Brückenschlag zwischen wichtigen Bewertungsansätzen soll grüne Taxonomie ergänzen

Dies gilt jedoch nur, wenn die IRIS+ Indikatoren als Einheit betrachtet werden, da sie als Einzelindikatoren nicht in der Lage sind, die Komplexität zu erfassen. Zudem wurden weitere Optimierungsmöglichkeiten für den IRIS+-Ansatz im Briefing Paper aufgezeigt. Zum Beispiel wäre es wichtig, das IRIS+-Kernindikatorenset noch um den Aspekt der „Dauerhaftigkeit einer Wirkung“ zu ergänzen. Denn dieser zentrale Punkt, im AAAQ-Rahmen unter „Qualität“ verortet, ist bei IRIS+ noch nicht durchgängig integriert.  

Die Autor:innen des Briefing Papers hoffen, dass durch diesen Brückenschlag zwischen wichtigen Bewertungsansätzen aus verschiedenen Bereichen (Menschenrechte und Finanzen) die Chancen verbessert werden, die grüne Taxonomie um einen sozialen, standardisierten Indikatorensatz zu ergänzen. Mit solchen Standards sollte dann schließlich auch die Chancen für einen viel breiteren Einsatz des wichtigen Impact Investings steigen, auch und gerade für soziale Verbesserungen.

1: Der Artikel basiert auf folgender Studie:

Braun, B.; Duscha, M.; Hock, A.-L.; Kern, W.; Wündsch, M.; Würth, A.: Briefing Paper: Selected human rights indicators in the context of current EU regulation: Towards more social sustainability in the financial and economic system – Part II: Substantial Contribution, Berlin, Heidelberg, 2022, (Downloadlink: https://www.fair-finance-institute.de/wp-content/uploads/2022/07/FaFin_DIMR_Selected-human-rights-indicators-in-the-context-of-current-EU-regulation-Towards-more-social-sustainability-in-the-financial-and-economic-system_PartII.pdf).

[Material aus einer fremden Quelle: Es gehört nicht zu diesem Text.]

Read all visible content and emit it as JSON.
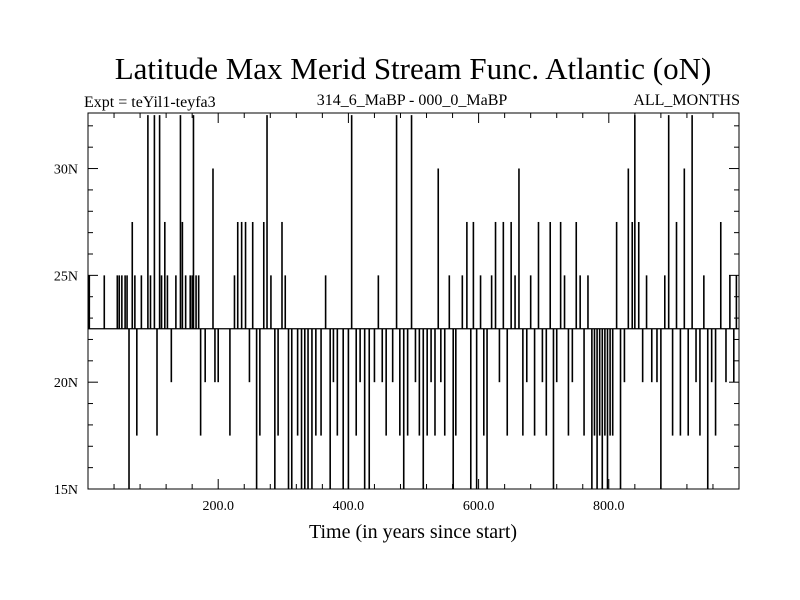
{
  "chart_data": {
    "type": "line",
    "title": "Latitude Max Merid Stream Func. Atlantic (oN)",
    "subtitle_left": "Expt = teYil1-teyfa3",
    "subtitle_center": "314_6_MaBP - 000_0_MaBP",
    "subtitle_right": "ALL_MONTHS",
    "xlabel": "Time (in years since start)",
    "ylabel": "",
    "xlim": [
      0,
      1000
    ],
    "ylim": [
      15,
      32.6
    ],
    "baseline": 22.5,
    "x_ticks": [
      {
        "value": 200,
        "label": "200.0"
      },
      {
        "value": 400,
        "label": "400.0"
      },
      {
        "value": 600,
        "label": "600.0"
      },
      {
        "value": 800,
        "label": "800.0"
      }
    ],
    "y_ticks": [
      {
        "value": 15,
        "label": "15N"
      },
      {
        "value": 20,
        "label": "20N"
      },
      {
        "value": 25,
        "label": "25N"
      },
      {
        "value": 30,
        "label": "30N"
      }
    ],
    "x_minor_step": 40,
    "y_minor_step": 1,
    "series": [
      {
        "spikes": [
          [
            2,
            25
          ],
          [
            25,
            25
          ],
          [
            45,
            25
          ],
          [
            48,
            25
          ],
          [
            52,
            25
          ],
          [
            57,
            25
          ],
          [
            60,
            25
          ],
          [
            63,
            15
          ],
          [
            68,
            27.5
          ],
          [
            72,
            25
          ],
          [
            75,
            17.5
          ],
          [
            82,
            25
          ],
          [
            92,
            32.5
          ],
          [
            96,
            25
          ],
          [
            99,
            22.5
          ],
          [
            102,
            32.5
          ],
          [
            106,
            17.5
          ],
          [
            110,
            32.5
          ],
          [
            113,
            25
          ],
          [
            118,
            27.5
          ],
          [
            122,
            25
          ],
          [
            128,
            20
          ],
          [
            135,
            25
          ],
          [
            142,
            32.5
          ],
          [
            145,
            27.5
          ],
          [
            150,
            25
          ],
          [
            157,
            25
          ],
          [
            160,
            25
          ],
          [
            162,
            32.5
          ],
          [
            166,
            25
          ],
          [
            170,
            25
          ],
          [
            173,
            17.5
          ],
          [
            180,
            20
          ],
          [
            188,
            22.5
          ],
          [
            192,
            30
          ],
          [
            195,
            20
          ],
          [
            200,
            20
          ],
          [
            205,
            22.5
          ],
          [
            218,
            17.5
          ],
          [
            225,
            25
          ],
          [
            230,
            27.5
          ],
          [
            236,
            27.5
          ],
          [
            242,
            27.5
          ],
          [
            248,
            20
          ],
          [
            253,
            27.5
          ],
          [
            259,
            15
          ],
          [
            264,
            17.5
          ],
          [
            270,
            27.5
          ],
          [
            275,
            32.5
          ],
          [
            281,
            25
          ],
          [
            287,
            15
          ],
          [
            292,
            17.5
          ],
          [
            298,
            27.5
          ],
          [
            303,
            25
          ],
          [
            308,
            15
          ],
          [
            313,
            15
          ],
          [
            318,
            22.5
          ],
          [
            322,
            17.5
          ],
          [
            328,
            15
          ],
          [
            333,
            15
          ],
          [
            338,
            15
          ],
          [
            344,
            15
          ],
          [
            350,
            17.5
          ],
          [
            358,
            17.5
          ],
          [
            365,
            25
          ],
          [
            372,
            15
          ],
          [
            377,
            20
          ],
          [
            383,
            17.5
          ],
          [
            392,
            15
          ],
          [
            400,
            15
          ],
          [
            405,
            32.5
          ],
          [
            412,
            17.5
          ],
          [
            418,
            20
          ],
          [
            425,
            15
          ],
          [
            432,
            15
          ],
          [
            440,
            20
          ],
          [
            446,
            25
          ],
          [
            452,
            20
          ],
          [
            458,
            17.5
          ],
          [
            463,
            22.5
          ],
          [
            468,
            20
          ],
          [
            474,
            32.5
          ],
          [
            479,
            17.5
          ],
          [
            485,
            15
          ],
          [
            491,
            17.5
          ],
          [
            497,
            32.5
          ],
          [
            503,
            20
          ],
          [
            509,
            17.5
          ],
          [
            515,
            15
          ],
          [
            521,
            17.5
          ],
          [
            527,
            20
          ],
          [
            533,
            17.5
          ],
          [
            538,
            30
          ],
          [
            542,
            20
          ],
          [
            548,
            17.5
          ],
          [
            555,
            25
          ],
          [
            561,
            15
          ],
          [
            565,
            17.5
          ],
          [
            570,
            22.5
          ],
          [
            575,
            25
          ],
          [
            582,
            27.5
          ],
          [
            588,
            15
          ],
          [
            592,
            27.5
          ],
          [
            597,
            15
          ],
          [
            603,
            25
          ],
          [
            608,
            17.5
          ],
          [
            613,
            15
          ],
          [
            620,
            25
          ],
          [
            626,
            27.5
          ],
          [
            632,
            20
          ],
          [
            638,
            27.5
          ],
          [
            644,
            17.5
          ],
          [
            650,
            27.5
          ],
          [
            656,
            25
          ],
          [
            662,
            30
          ],
          [
            668,
            17.5
          ],
          [
            674,
            20
          ],
          [
            680,
            25
          ],
          [
            686,
            17.5
          ],
          [
            692,
            27.5
          ],
          [
            698,
            20
          ],
          [
            704,
            17.5
          ],
          [
            710,
            27.5
          ],
          [
            715,
            15
          ],
          [
            720,
            20
          ],
          [
            726,
            27.5
          ],
          [
            732,
            25
          ],
          [
            738,
            17.5
          ],
          [
            744,
            20
          ],
          [
            750,
            27.5
          ],
          [
            756,
            25
          ],
          [
            762,
            17.5
          ],
          [
            768,
            25
          ],
          [
            774,
            15
          ],
          [
            778,
            17.5
          ],
          [
            782,
            15
          ],
          [
            786,
            17.5
          ],
          [
            790,
            15
          ],
          [
            794,
            17.5
          ],
          [
            798,
            15
          ],
          [
            802,
            17.5
          ],
          [
            806,
            17.5
          ],
          [
            812,
            27.5
          ],
          [
            818,
            15
          ],
          [
            824,
            20
          ],
          [
            830,
            30
          ],
          [
            836,
            27.5
          ],
          [
            840,
            32.5
          ],
          [
            846,
            27.5
          ],
          [
            852,
            20
          ],
          [
            858,
            25
          ],
          [
            866,
            20
          ],
          [
            874,
            20
          ],
          [
            880,
            15
          ],
          [
            886,
            25
          ],
          [
            892,
            32.5
          ],
          [
            898,
            17.5
          ],
          [
            904,
            27.5
          ],
          [
            910,
            17.5
          ],
          [
            916,
            30
          ],
          [
            922,
            17.5
          ],
          [
            928,
            32.5
          ],
          [
            934,
            20
          ],
          [
            940,
            17.5
          ],
          [
            946,
            25
          ],
          [
            952,
            15
          ],
          [
            958,
            20
          ],
          [
            964,
            17.5
          ],
          [
            972,
            27.5
          ],
          [
            980,
            20
          ],
          [
            986,
            25
          ],
          [
            992,
            20
          ],
          [
            996,
            25
          ]
        ]
      }
    ]
  }
}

Dieses Forschungsprojekt wurde vom Bundesministerium für Arbeit und Soziales finanziell unterstützt.

2: Nutzer des IRIS+-Rahmens sind u.a. die Bill & Melinda Gates Foundation, Rockefeller Foundation, J.P. Morgan, Inter-American Development Bank und UBS.

3: IRIS+: https://iris.thegiin.org

Über die Autor:innen dieses Artikels:

Katharina Meyhöfer studiert Politikwissenschaft und Soziologie an der Universität Bielefeld und wirkt im Fair Finance Institute als Werkstudentin mit.

Markus Duscha ist Gründer und Leiter des Fair Finance Institutes (FaFin) in Heidelberg (http://www.fair-finance-institute.de/). FaFin forscht, berät und gestaltet rund um das Thema „Finanzen und Nachhaltigkeit“. Zudem ist Markus Duscha Mitglied des Sustainable Finance Beirats der Bundesregierung in der 20. Legislaturperiode.